Phase Genomics’ Proximo Hi-C genome scaffolding platform was used to create chromosome-scale scaffolds from FALCON-Phase’s phase 0 assembly, following the same single-phase scaffolding procedure described in Bickhart et al. [7]. As in the LACHESIS method [8], this process computes a contact frequency matrix from the aligned Hi-C read pairs, normalized by the number of DPNII restriction sites (GATC) on each contig, and constructs scaffolds in such a way as to optimize expected contact frequency and other statistical patterns in Hi-C data.

Juicebox[9,10] was then used to correct scaffolding errors, and FALCON-Phase was run a second time to detect and correct phase switching errors that were not detectable at the contig level, but which were detectable at the chromosome-scaffold level.

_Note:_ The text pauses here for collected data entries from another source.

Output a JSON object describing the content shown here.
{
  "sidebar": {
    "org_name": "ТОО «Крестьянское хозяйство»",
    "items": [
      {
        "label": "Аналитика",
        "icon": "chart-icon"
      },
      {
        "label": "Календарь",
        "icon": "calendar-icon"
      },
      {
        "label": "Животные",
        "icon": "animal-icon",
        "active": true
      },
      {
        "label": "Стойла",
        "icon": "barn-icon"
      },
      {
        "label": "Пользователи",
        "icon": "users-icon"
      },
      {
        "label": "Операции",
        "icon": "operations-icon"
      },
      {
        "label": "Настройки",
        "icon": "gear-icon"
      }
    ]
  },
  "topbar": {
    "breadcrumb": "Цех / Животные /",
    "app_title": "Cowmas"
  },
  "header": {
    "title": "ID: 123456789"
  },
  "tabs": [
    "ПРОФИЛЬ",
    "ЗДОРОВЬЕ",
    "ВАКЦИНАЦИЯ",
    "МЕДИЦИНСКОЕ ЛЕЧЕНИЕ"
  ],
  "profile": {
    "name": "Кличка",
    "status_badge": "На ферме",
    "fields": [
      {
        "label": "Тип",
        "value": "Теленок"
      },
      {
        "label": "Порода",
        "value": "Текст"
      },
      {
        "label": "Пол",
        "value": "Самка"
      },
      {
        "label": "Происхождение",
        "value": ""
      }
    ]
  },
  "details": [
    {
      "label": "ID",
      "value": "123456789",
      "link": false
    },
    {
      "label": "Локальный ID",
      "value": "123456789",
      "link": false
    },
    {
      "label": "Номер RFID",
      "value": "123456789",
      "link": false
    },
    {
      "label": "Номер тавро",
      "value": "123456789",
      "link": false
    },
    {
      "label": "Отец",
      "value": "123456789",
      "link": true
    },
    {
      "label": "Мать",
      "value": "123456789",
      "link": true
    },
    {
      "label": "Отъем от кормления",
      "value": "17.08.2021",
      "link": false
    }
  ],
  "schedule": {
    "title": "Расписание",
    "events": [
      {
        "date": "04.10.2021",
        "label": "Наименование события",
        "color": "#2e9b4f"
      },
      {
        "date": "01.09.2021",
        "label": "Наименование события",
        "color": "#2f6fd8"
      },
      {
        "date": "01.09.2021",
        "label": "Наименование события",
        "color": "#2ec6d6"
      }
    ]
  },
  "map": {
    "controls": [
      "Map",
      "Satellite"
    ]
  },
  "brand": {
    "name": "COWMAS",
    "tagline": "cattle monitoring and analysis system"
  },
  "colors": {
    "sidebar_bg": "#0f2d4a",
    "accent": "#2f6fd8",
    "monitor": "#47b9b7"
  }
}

Metadata generated by FALCON-Phase about scaffold phasing was used to generate matching. assembly files (a file format used by Juicebox) and subsequently used to produce a diploid, fully-phased, chromosome-scale set of scaffolds using a purpose-built script[11]. In these final scaffolds, phase 0 included 24 scaffolds spanning 1,027,591,625 bp (92.82% of input) with a scaffold N50 of 43,313,630 bp, and phase 1 included 24 scaffolds spanning 1,019,278,383 bp (91.98% of input) with a scaffold N50 of 43,164,609 bp.